Saturday, May 17, 2014

formal systems and spacetime signatures

I wonder about spacetime signatures.


I don't think I've told anyone that I hypothesize that reality actually is a formal system, though what "formal system" would mean there might not be what it is elsewhere in literature so I would of course have to first define what I mean. 


Now, formal systems are very much like laboratories except these are mathematical laboratories.  In these laboratories, there must be four components:
1.  the symbols to be used (e.g., for communicating)

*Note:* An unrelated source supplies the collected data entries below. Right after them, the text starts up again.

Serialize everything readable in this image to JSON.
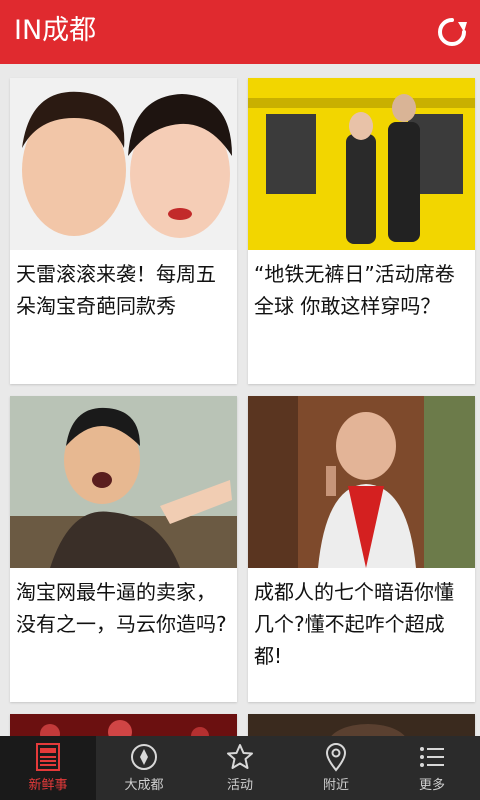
{
  "header": {
    "title": "IN成都"
  },
  "feed": {
    "cards": [
      {
        "caption": "天雷滚滚来袭！每周五朵淘宝奇葩同款秀"
      },
      {
        "caption": "“地铁无裤日”活动席卷全球 你敢这样穿吗？"
      },
      {
        "caption": "淘宝网最牛逼的卖家，没有之一，马云你造吗?"
      },
      {
        "caption": "成都人的七个暗语你懂几个?懂不起咋个超成都!"
      }
    ]
  },
  "tabbar": {
    "tabs": [
      {
        "label": "新鲜事",
        "icon": "news-icon"
      },
      {
        "label": "大成都",
        "icon": "compass-icon"
      },
      {
        "label": "活动",
        "icon": "star-icon"
      },
      {
        "label": "附近",
        "icon": "location-pin-icon"
      },
      {
        "label": "更多",
        "icon": "list-icon"
      }
    ]
  },
  "colors": {
    "brand": "#e02a2f",
    "tabbar": "#2b2b2b",
    "active_tab_text": "#e53a3a"
  }
}
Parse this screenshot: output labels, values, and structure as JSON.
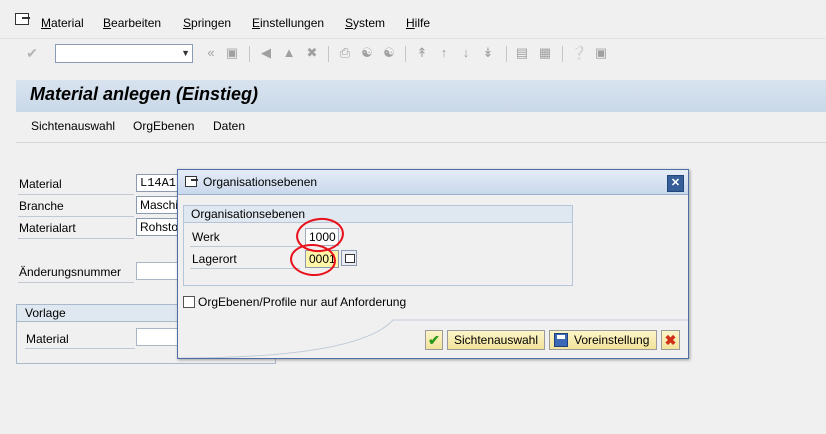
{
  "menu": {
    "items": [
      "Material",
      "Bearbeiten",
      "Springen",
      "Einstellungen",
      "System",
      "Hilfe"
    ],
    "underline_chars": [
      "M",
      "B",
      "S",
      "E",
      "S",
      "H"
    ]
  },
  "toolbar": {
    "icons": [
      "check-icon",
      "back-icon",
      "save-icon",
      "back-nav-icon",
      "exit-icon",
      "cancel-icon",
      "print-icon",
      "find-icon",
      "find-next-icon",
      "first-page-icon",
      "prev-page-icon",
      "next-page-icon",
      "last-page-icon",
      "new-session-icon",
      "shortcut-icon",
      "help-icon",
      "layout-icon"
    ]
  },
  "page": {
    "title": "Material anlegen (Einstieg)",
    "app_buttons": [
      "Sichtenauswahl",
      "OrgEbenen",
      "Daten"
    ]
  },
  "form": {
    "material_label": "Material",
    "material_value": "L14A1",
    "branche_label": "Branche",
    "branche_value": "Maschi",
    "materialart_label": "Materialart",
    "materialart_value": "Rohsto",
    "aenderung_label": "Änderungsnummer",
    "vorlage_title": "Vorlage",
    "vorlage_material_label": "Material"
  },
  "dialog": {
    "title": "Organisationsebenen",
    "group_title": "Organisationsebenen",
    "werk_label": "Werk",
    "werk_value": "1000",
    "lagerort_label": "Lagerort",
    "lagerort_value": "0001",
    "checkbox_label": "OrgEbenen/Profile nur auf Anforderung",
    "checkbox_checked": false,
    "btn_sichten": "Sichtenauswahl",
    "btn_voreinstellung": "Voreinstellung"
  },
  "colors": {
    "annotation": "#e8101a",
    "title_bg": "#c9d8e8",
    "button_bg": "#f2e39a"
  }
}
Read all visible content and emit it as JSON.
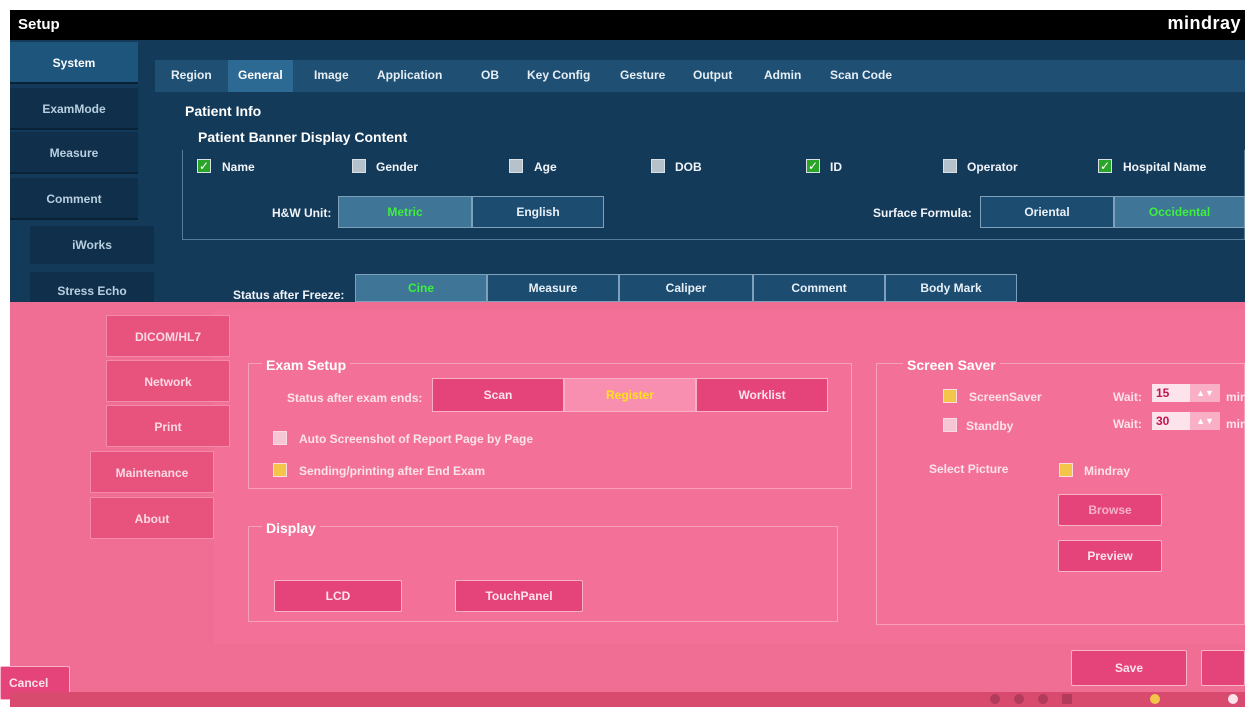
{
  "window": {
    "title": "Setup",
    "brand": "mindray"
  },
  "tabs": [
    {
      "label": "Region",
      "active": false
    },
    {
      "label": "General",
      "active": true
    },
    {
      "label": "Image",
      "active": false
    },
    {
      "label": "Application",
      "active": false
    },
    {
      "label": "OB",
      "active": false
    },
    {
      "label": "Key Config",
      "active": false
    },
    {
      "label": "Gesture",
      "active": false
    },
    {
      "label": "Output",
      "active": false
    },
    {
      "label": "Admin",
      "active": false
    },
    {
      "label": "Scan Code",
      "active": false
    }
  ],
  "nav": {
    "system": "System",
    "exammode": "ExamMode",
    "measure": "Measure",
    "comment": "Comment",
    "iworks": "iWorks",
    "stressecho": "Stress Echo",
    "dicom": "DICOM/HL7",
    "network": "Network",
    "print": "Print",
    "maintenance": "Maintenance",
    "about": "About"
  },
  "patient_info": {
    "legend": "Patient Info",
    "banner_legend": "Patient Banner Display Content",
    "checkboxes": {
      "name": {
        "label": "Name",
        "checked": true
      },
      "gender": {
        "label": "Gender",
        "checked": false
      },
      "age": {
        "label": "Age",
        "checked": false
      },
      "dob": {
        "label": "DOB",
        "checked": false
      },
      "id": {
        "label": "ID",
        "checked": true
      },
      "operator": {
        "label": "Operator",
        "checked": false
      },
      "hospital": {
        "label": "Hospital Name",
        "checked": true
      }
    },
    "hw_unit": {
      "label": "H&W Unit:",
      "metric": "Metric",
      "english": "English",
      "selected": "Metric"
    },
    "surface_formula": {
      "label": "Surface Formula:",
      "oriental": "Oriental",
      "occidental": "Occidental",
      "selected": "Occidental"
    },
    "status_freeze": {
      "label": "Status after Freeze:",
      "cine": "Cine",
      "measure": "Measure",
      "caliper": "Caliper",
      "comment": "Comment",
      "bodymark": "Body Mark",
      "selected": "Cine"
    }
  },
  "exam_setup": {
    "legend": "Exam Setup",
    "status_label": "Status after exam ends:",
    "scan": "Scan",
    "register": "Register",
    "worklist": "Worklist",
    "selected": "Register",
    "auto_screenshot": {
      "label": "Auto Screenshot of Report Page by Page",
      "checked": false
    },
    "sending": {
      "label": "Sending/printing after End Exam",
      "checked": true
    }
  },
  "display": {
    "legend": "Display",
    "lcd": "LCD",
    "touchpanel": "TouchPanel"
  },
  "screen_saver": {
    "legend": "Screen Saver",
    "screensaver": {
      "label": "ScreenSaver",
      "checked": true,
      "wait_label": "Wait:",
      "wait_value": "15",
      "unit": "min"
    },
    "standby": {
      "label": "Standby",
      "checked": false,
      "wait_label": "Wait:",
      "wait_value": "30",
      "unit": "min"
    },
    "select_picture": "Select Picture",
    "mindray": {
      "label": "Mindray",
      "checked": true
    },
    "browse": "Browse",
    "preview": "Preview"
  },
  "footer": {
    "cancel": "Cancel",
    "save": "Save"
  },
  "colors": {
    "blue_bg": "#143a5a",
    "pink_bg": "#f06d93",
    "accent_green": "#3cf03c",
    "accent_yellow": "#ffe11a"
  }
}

2.  a conglomerate of which utterances are considered in this laboratory to be grammatically correct


3. a conglomerate of which grammatically correct strings of symbols (i.e., statements) are axioms and assumed true in this laboratory


4.  a conglomerate of transformation rules that input so many statements (called premises) and output another set  of statements called conclusions (or the conclusion if there is only one statement in the output).  The transformation rules are called inference rules.


The only other related and relevant concept pertaining to formal systems is what could be called "the consequence closure of the formal system."  In order to discuss this, one needs to define what a proof is and what a theorem is.


proof of a statement (i.e., grammatically correct utterances) is a finitely long sequence of statements such that, for all statements in the proof, that statement is either an axiom or the output of any of the transformation rules when applied to all previous statements in the proof.


theorem is just any statement that is embeddable in a proof (which is a finite sequence of statements).  Intuitively, a theorem is true relative to the ambient formal system; within this formal system a theorem is merely a true statement (truth being relative here).


The consequence closure of a formal system is the ensemble of all theorems of that formal system.




Finally, back to spacetime signatures.  If reality is a formal system, then we must be among its theorems.  A parallel universe would just be any formal system embeddable within reality (viewed as a formal system).  Perhaps the consequence closure of that parallel universe is a good way to define its spacetime signature.